The business, founded by Mark Chapman, is also giving the use of its ‘Save While You Sleep’ initiative to hospitality businesses for free during the energy crisis.
Chapman said: “We’ve got an opportunity in the sector to really engage and motivate our ops teams to be less wasteful in their day-to-day practices and be part of tackling carbon and costs.
“We are now asking what are the low carbon technologies we can implement in our pubs, restaurants and hotels, and what’s the cost of those? We’ve engaged with the Government to ask how it can provide us financial support to make that investment to a low carbon, low carbon technologies that will also cut energy bills or energy consumption as a result.
“The answers lie across our own operations, maintenance and equipment, but from Government, we need some answers on long-term energy supplies.
“The three keys to cutting carbon are to be more efficient, grow sales from following consumer trends with more plant-based diets and de-risk and decarbonise your supply chain by using a seasonal menu.”
Free use for operators
Last week, Zero Carbon Forum made the move to offer free energy-saving resources for operators during energy crisis in the form of its ‘Save While You Sleep’ programme to help operators to reduce their power usage overnight to cut costs and carbon.
The programme was officially launched in July following member trials, which have realised energy savings per outlet worth £6,000 per annum (at 2021 market rates). It works by combining energy and carbon analytics with operational training and ongoing coaching. Existing energy smart meter data is run through Zero Carbon Services’ proprietary intelligence platform, to identify energy wastage every day and night.
As UK consumers are having to make forced changes to the way they consume energy by cutting down on usage, the forum’s Save While You Sleep initiative provides operators with advice and guidance on implementing simple but impactful processes to save on energy, via a two -stage ‘10-minute’ shutdown process. Already on board with the Save While You Sleep plan are Stonegate, Young’s and McMullen.
Chapman said: “What we're doing is systematically reducing energy waste by getting an ops team to consistently turn all the right equipment off overnight. It’s a lot more than just turning the lights off – there’s about 50 pieces of kit that could be using energy and drawing power.”
There are three key aspects to how the system works. Chapman explained: “Firstly is engagement collateral training for teams, secondly is analytics. We take smart meter data that a lot of operators have already got installed, we pull it into our hospitality specific analytics platform and it will then track on a daily basis across your estate where energy waste is occurring, and what are some of the causes of it.
“It compares their daily shutdowns to their best ever shutdown then highlights what the carbon cost savings would be if they did their best ever every night.
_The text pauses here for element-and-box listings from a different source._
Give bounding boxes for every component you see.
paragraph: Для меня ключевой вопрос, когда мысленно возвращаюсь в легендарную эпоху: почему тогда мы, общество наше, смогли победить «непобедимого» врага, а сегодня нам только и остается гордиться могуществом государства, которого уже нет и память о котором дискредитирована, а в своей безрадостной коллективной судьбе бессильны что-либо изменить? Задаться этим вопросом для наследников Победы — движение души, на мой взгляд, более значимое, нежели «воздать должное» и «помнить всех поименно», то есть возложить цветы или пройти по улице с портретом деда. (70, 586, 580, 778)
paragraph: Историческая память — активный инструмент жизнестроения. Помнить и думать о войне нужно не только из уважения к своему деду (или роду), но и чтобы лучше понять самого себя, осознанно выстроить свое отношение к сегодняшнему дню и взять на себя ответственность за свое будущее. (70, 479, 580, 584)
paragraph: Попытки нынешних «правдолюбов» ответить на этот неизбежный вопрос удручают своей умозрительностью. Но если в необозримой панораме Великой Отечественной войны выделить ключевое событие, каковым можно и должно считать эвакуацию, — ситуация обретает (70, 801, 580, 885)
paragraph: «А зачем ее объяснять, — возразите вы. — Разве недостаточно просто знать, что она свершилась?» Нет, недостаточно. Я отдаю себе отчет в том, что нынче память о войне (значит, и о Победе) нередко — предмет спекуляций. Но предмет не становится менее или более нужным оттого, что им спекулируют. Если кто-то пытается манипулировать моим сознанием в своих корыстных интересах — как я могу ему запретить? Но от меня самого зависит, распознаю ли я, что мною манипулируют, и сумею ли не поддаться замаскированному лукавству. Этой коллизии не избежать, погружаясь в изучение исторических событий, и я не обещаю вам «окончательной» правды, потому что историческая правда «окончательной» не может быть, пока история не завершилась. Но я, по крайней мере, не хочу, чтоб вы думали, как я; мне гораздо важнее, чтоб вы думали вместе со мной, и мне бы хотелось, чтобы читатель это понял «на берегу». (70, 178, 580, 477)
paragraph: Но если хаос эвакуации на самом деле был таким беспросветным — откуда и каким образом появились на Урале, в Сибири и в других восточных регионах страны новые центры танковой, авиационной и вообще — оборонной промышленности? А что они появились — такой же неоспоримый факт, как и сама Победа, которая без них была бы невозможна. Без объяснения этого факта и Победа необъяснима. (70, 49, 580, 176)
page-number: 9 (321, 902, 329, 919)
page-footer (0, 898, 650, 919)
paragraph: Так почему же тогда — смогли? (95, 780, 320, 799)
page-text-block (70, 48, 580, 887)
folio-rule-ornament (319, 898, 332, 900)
There’s other metrics the analytics does because it’s hospitality specific. So we look at things like post-lunch usage as well and prep times, etc.”
Pays for itself quickly
He continued: “The final part of it is carbon coaching. We have a team of carbon coaches that will then be engaging with the pubs and restaurants to work out what's stopping you achieving the best results.
“The first part of that we can offer free of charge while the other two parts have a cost but, as you might imagine, with current prices, it pays for itself very quickly.
“On average, some of our clients have been seeing up to £6,000 pounds per outlet saved and that’s 10 tonnes of carbon as well from overnight energy. This is based on a price of 18p per kilowatt. Currently, operators are now paying up to a pound so you can multiply your savings by four times.”
Zero Carbon Forum is also set to launch a scheme to help operators buy energy more cost effectively through its Our collaborative ‘Power Purchase Agreement (CPPA)’, which allows sector businesses the chance to secure power supply at fixed, long-term pricing below day-ahead market pricing as well as creating new renewable capacity in the UK.
The business expects to announce the first operators that are moving forward with the CPPA in the coming weeks.
Chapman concluded: “We want to provide all our knowledge and insight to try help every operator in the industry during this crisis. By sharing the data and analysis gleaned from our members’ overnight energy usage made into a range of accessible resources, including engagement training and checklists, operators can engage their teams quickly to reduce energy waste and save on costs and carbon.”